Григорий глянул на Степана – тот внимательно слушал, а навстречу взгляду встрепенулся, спросил:
– А с чего ты мне все это сказываешь? Совесть проснулась?
– Скажу и о совести. Ты слушай, слушай. Ну ножиком пырнуть – это я сам додумался, а вот засады устроить меня один человек подбил. Не наш человек, из моей жизни прошлой, когда я в легионе был. Ох, Степа, какая же у него злоба на генерала! Куда мне, с моим задом поротым, с этой злобою тягаться!
– А ты, значитца, у энтого человека на коротком поводке? – съязвил Степан.
– Нет, – отрубил Вогул. – Я ему сразу сказал, что с Россией не воюю, что наша дорожка общая только до генерала.
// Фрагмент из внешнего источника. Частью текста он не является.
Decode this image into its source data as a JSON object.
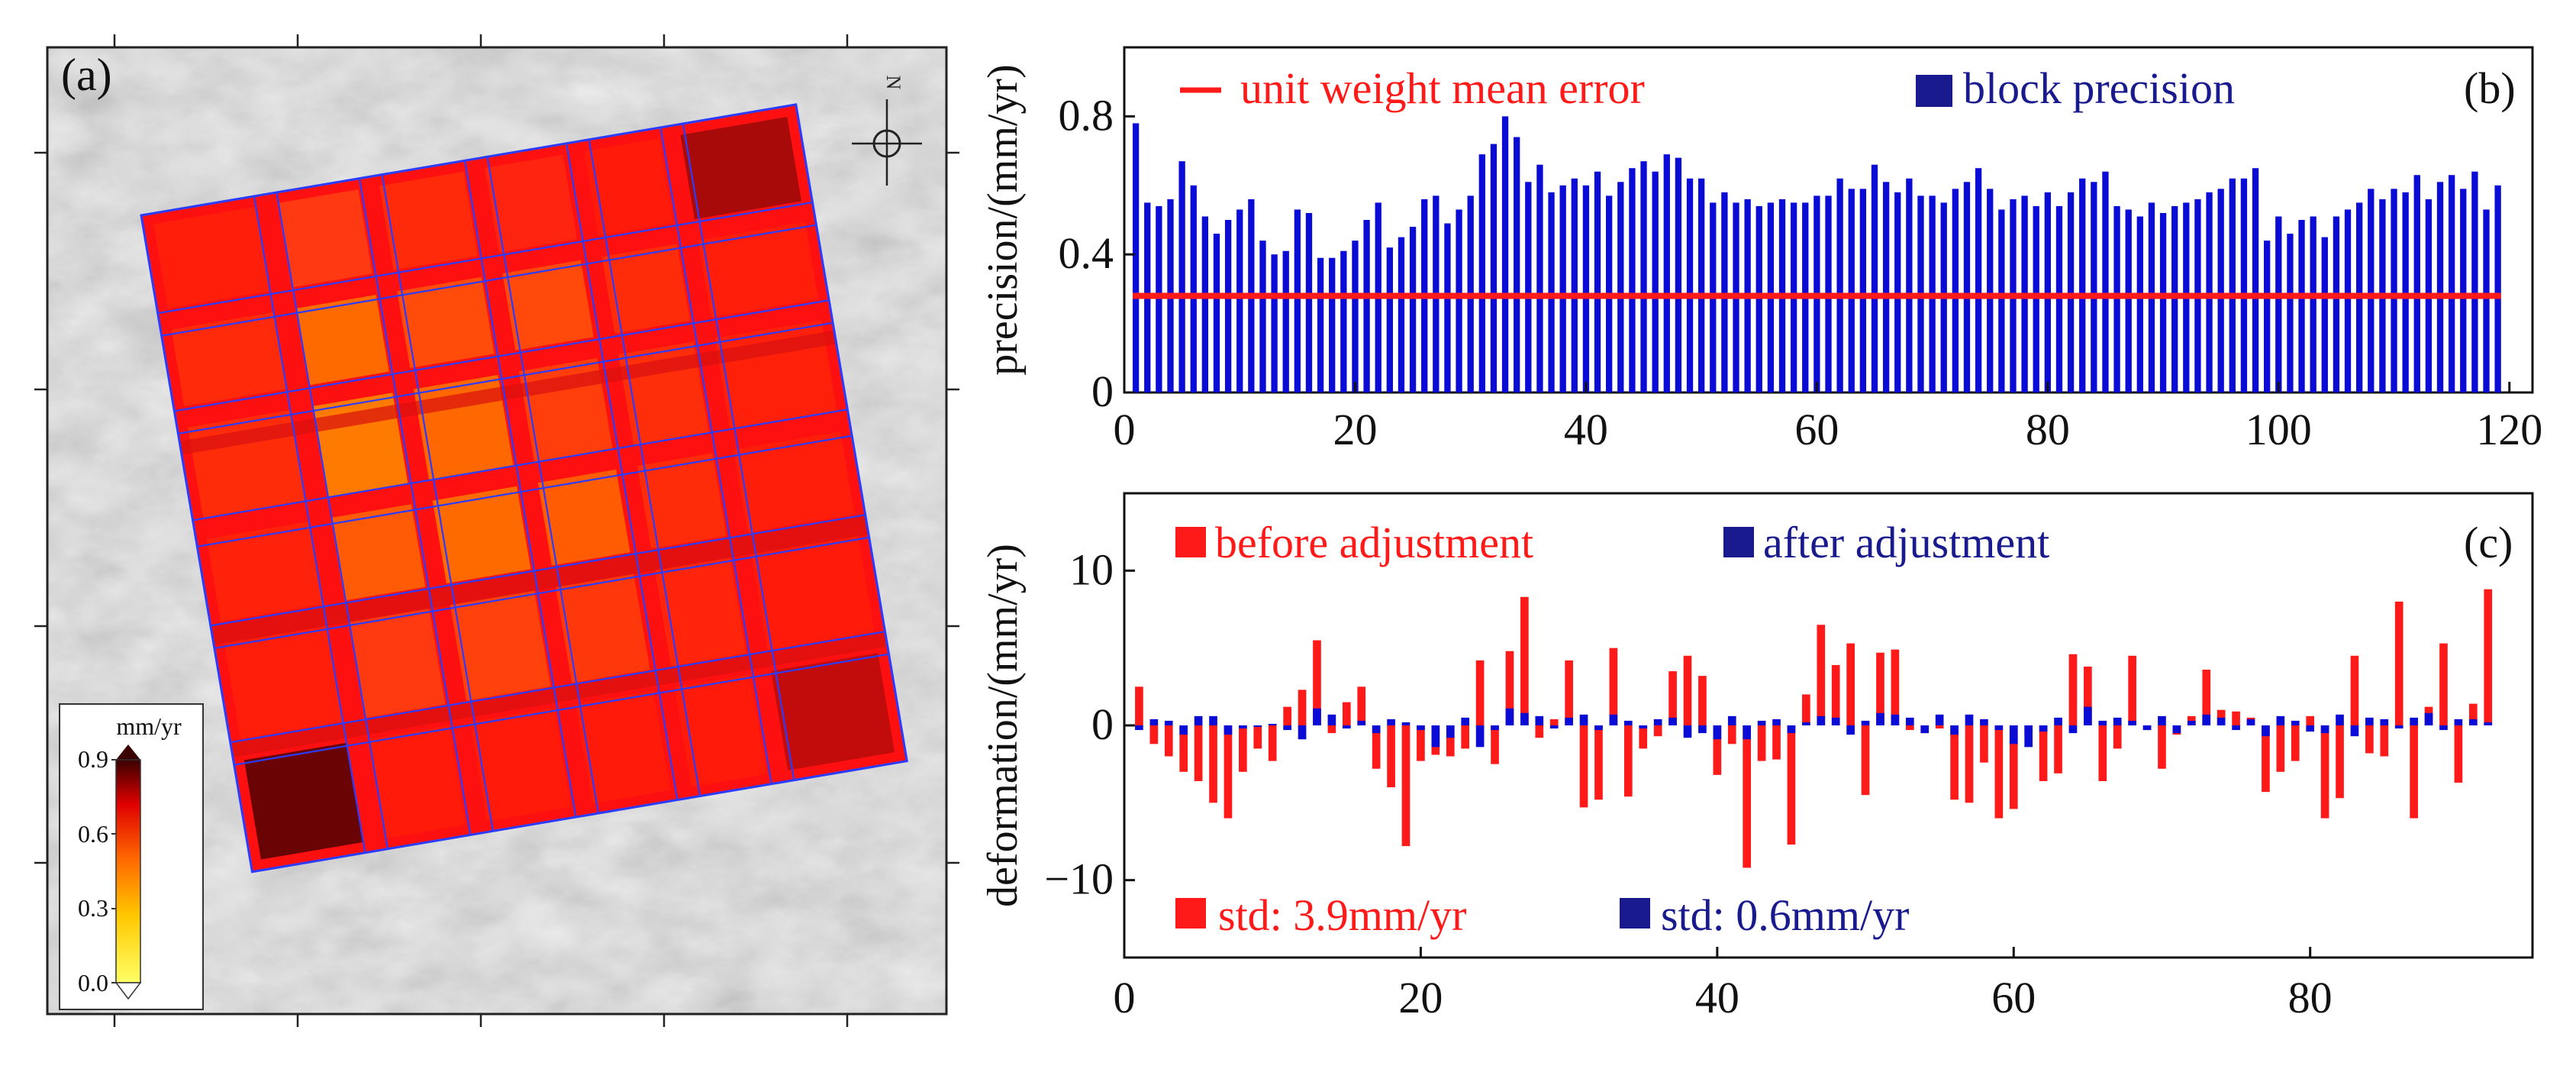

– Слышь, уж не ты ли машину паровую по весне по-задавешной украл? – прищурился Шлык. – А мы теперича над ей головы ломаем.
– Какую паровую машину? – удивился Григорий.
– Каку-каку! – рассердился Шлык. – Для парохода, что ты сжег. Аглицкую машину аж с Уралу везли, а она возьми и пропади по дороге! Твоих рук дело?
– Машину ты мне не приплетай. Не знаю никакой машины! Ты слушай, что дале скажу.